Changing Channels of Communication
The landscape in which brands communicate is constantly evolving, brands who want to reach their target audiences need to adapt the ways in which they reach consumers. Recently, the most notable industry-wide change has seen the rise of the influencer – originally considered as autonomous, authentic and trustworthy reviewers. The ‘influencer’ label has recently become somewhat tarnished and even derided by some. Brands were quick to get on board with the influencer movement, and who can blame them when there was access to a huge online market. Social media platforms also adapted quickly, with Instagram introducing shoppable links in stories.
Increasingly, the industry is experiencing an influx of influencers – with reports surfacing about angry Notting Hill residents expressing their bemusement at influencers posing against a (now infamous) cherry blossom tree, in order to create one of the most coveted street-style shots in London. This means brands are concerned about cutting through the levels of noise put out by influencers. This feeling is subsequently echoed in the content put out by influencers - another step that makes them feel as though they have to give more of themselves – many of them claim that their most popular content by far is that which divulges excruciatingly personal details, and influencers are being asked to give more of themselves.
Consumer interaction is the way forward
Social media platforms themselves have taken interaction to a deeper level, most recently through tools such as Instagram’s Q&A feature, quizzes, polls and sliders options on stories. These new depths of interaction have been noted by some as blurring the lines of advertising, where does the genuine review end and paid brand promotion begin? Regarding authenticity as a commodity is a dangerous game and can be a tricky landscape for brands to navigate.
Previously, consumer interaction had been lauded as the way forward – we’ve all read the sassy retorts from Sainsbury’s social media team and who can forget poor unsuspecting American citizen John Lewis, who is bombarded with tweets about an advert every Christmas. Teamed with the negative furore associated with the catastrophe that was Fyre Festival, some brands have decided it is time for a change and are pursuing a fresh approach.

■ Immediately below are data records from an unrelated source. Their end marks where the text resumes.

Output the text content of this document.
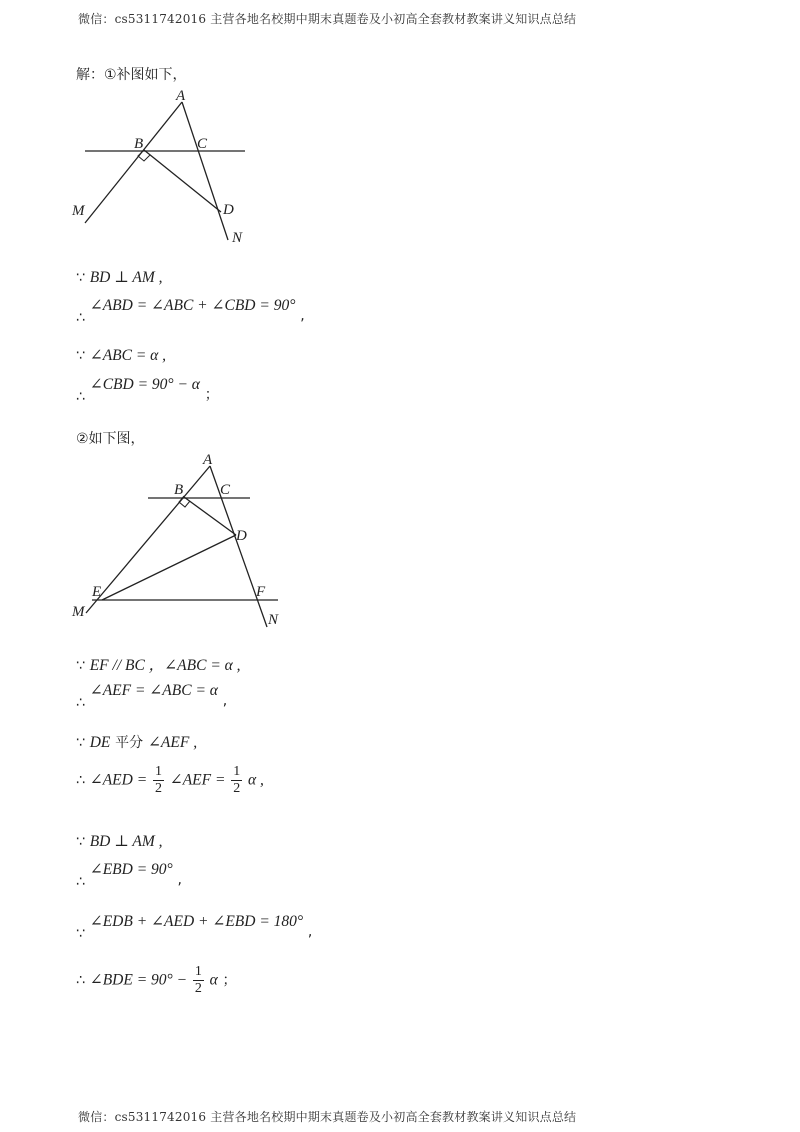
微信：cs5311742016 主营各地名校期中期末真题卷及小初高全套教材教案讲义知识点总结
解：①补图如下，
A
B	C
D
M
N
∵ BD ⊥ AM ,
∴ ∠ABD = ∠ABC + ∠CBD = 90° ,
∵ ∠ABC = α ,
∴ ∠CBD = 90° − α ；
②如下图，
A
B C
D
E	F
M	N
∵ EF // BC ，∠ABC = α ,
∴ ∠AEF = ∠ABC = α ,
∵ DE 平分 ∠AEF ,
∴ ∠AED = $\frac{1}{2}$ ∠AEF = $\frac{1}{2}$ α ,
∵ BD ⊥ AM ,
∴ ∠EBD = 90° ,
∵ ∠EDB + ∠AED + ∠EBD = 180° ,
∴ ∠BDE = $90^\circ - \frac{1}{2}$ α ；
微信：cs5311742016 主营各地名校期中期末真题卷及小初高全套教材教案讲义知识点总结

Sophie Elmhirst wrote for The Guardian earlier this year, “Last year, the cumulative effect of events like these led to a spate of industry-press articles proclaiming the death of influencer marketing. Some insiders felt there was a danger that trust in digital celebrities had been so eroded as to render them worthless. In a speech last summer, Unilever’s chief marketing officer Keith Weed called on the influencer ecosystem to “rebuild trust before it’s gone for ever.”
Our obsession with authenticity in a hyper-curated age is something Pandora Sykes explored in her recent essay for independent publisher, The Pound Project, monikered The Authentic Lie. In this she speaks about how authenticity is in danger of becoming “something to be bought and sold. Dispatches of the authentic self are posted into the empty vessels of social media so that they fill up, like a jar stuffed with Post-it notes about who we think, or hope, we are.”
When looking to other channels to get the balance right when it comes to personality and brand, there is a movement currently handing the microphone back to the people behind the brand.
Finding a solution
But what is the solution? One way to be the face of a brand and give an intimate offering would be to do a podcast. Podcasting or audio-blogging, as it was once called, was established in the 1980s but didn’t become popular until 2004 and has been growing in popularity ever since. Ofcom reported that in the UK, 6 million people listen to a podcast each week. Podcasts are a tool which for all intents and purposes feels personal and interactive to the listener, whilst still maintaining direct communications, therefore making it a useful channel to frequent as a brand.
In the age of authenticity, the podcast strikes a great balance, allowing access to a person of note within a controlled environment, it is the perfect opportunity to express personality and individuality without compromising your brand.
When telling a story or conveying thoughts, context is key – this is why it is so easy for quotes from an interview to be taken out of context or misinterpreted by the reader. With a podcast, you have that context, you can hear the tone of voice in which the subject is speaking.
Kent Lewis from the Online Marketing Institute added, “There are a variety of reasons for brands to podcast regularly, generating brand awareness, thought leadership and engagement are all strong factors. At a time where authenticity and transparency are held in high regard, this tool offers brands the right balance of both without compromising brand values.”
No wonder, then, that Podcasts are growing at such as fast rate, according to research company Ovum, the global number of podcast listeners is due to hit 1.85bn in 2023. Businesses have already caught on to the trend, with The Guardian reporting that Spotify has plans to spend $500million on leading producers for podcasts in 2019. Corporations have also cottoned on, with stalwarts such as the BBC even launching the new BBC Sounds app which allows listeners to hear shows later at their convenience.
Unlike traditional media, great podcast content is available to a mass audience through non-traditional players. Making relevant self-subscribed audiences much more accessible and relevant, as well meaning the content is evergreen.
Podcasts also offer the popular on-demand aspect that the time-poor ‘Netflix generation’ needs – you can listen at the gym, on your way to work or whilst walking the dog. This kind of content consumption is key not only for the listener but also for brands, as the content has a long shelf-life, making this a great option as an alternative channel of communication for brands.